Editor’s Note
This article details the remarkable auction of an 18th-century diamond necklace in Geneva, which sold for a sum far exceeding its pre-sale estimate. The piece’s pristine condition after centuries adds to its historic and financial significance.

An 18th-century necklace set with nearly 500 high-carat diamonds was auctioned in Geneva on Wednesday for 4.55 million euros. According to Andres White Correal, head of the jewelry department at auction house Sotheby’s, the necklace has survived the centuries “like a miracle” unscathed and had been estimated to be worth between 1.8 and 2.8 million dollars.
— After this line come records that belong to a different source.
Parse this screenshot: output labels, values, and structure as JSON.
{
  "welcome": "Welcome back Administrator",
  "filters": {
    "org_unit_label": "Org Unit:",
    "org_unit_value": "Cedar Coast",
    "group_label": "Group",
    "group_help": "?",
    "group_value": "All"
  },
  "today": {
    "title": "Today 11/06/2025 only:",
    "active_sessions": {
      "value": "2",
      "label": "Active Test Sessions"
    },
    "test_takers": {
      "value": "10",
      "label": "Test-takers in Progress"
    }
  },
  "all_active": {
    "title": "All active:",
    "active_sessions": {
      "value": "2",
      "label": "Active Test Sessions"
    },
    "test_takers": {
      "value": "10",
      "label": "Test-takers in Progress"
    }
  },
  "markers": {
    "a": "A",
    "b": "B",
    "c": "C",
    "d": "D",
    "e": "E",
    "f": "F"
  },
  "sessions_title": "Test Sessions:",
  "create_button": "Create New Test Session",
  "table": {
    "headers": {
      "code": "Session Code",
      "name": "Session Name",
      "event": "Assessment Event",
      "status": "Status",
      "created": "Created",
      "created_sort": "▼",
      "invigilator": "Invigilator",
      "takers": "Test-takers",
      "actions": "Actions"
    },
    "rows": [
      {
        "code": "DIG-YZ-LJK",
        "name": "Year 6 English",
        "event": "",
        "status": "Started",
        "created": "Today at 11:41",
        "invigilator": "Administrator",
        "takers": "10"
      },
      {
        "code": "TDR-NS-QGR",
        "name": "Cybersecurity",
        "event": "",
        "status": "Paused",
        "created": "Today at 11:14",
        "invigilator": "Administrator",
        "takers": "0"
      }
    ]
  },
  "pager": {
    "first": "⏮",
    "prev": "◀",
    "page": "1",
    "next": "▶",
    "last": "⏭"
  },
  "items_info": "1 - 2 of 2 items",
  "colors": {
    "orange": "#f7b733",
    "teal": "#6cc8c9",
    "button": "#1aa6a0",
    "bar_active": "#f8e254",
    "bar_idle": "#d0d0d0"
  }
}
The necklace reportedly emerged from an Asian private collection. It is now being presented to the public for the first time in 50 years. After an exciting auction, the necklace finally changed hands for 3.55 million Swiss francs, achieving a final price of 4.26 million Swiss francs after taxes and commissions.
The necklace, crafted with three rows of diamonds, is flanked at both ends by impressive pompons. The workmanship highlights the transparency of the gemstones and gives this “rare and very important” piece great suppleness, according to a statement from the auction house.

Some of the diamonds from the extraordinary necklace are said to originate from the piece of jewelry at the center of the so-called “Affair of the Diamond Necklace” – a fraud scandal in which Queen Marie-Antoinette was also implicated in the 18th century.

White Correal explained that the necklace had been passed down within an aristocratic family. Two occasions are known when it was worn in public: the coronation of King George VI in 1937 and the coronation of his daughter, Queen Elizabeth II, in 1953.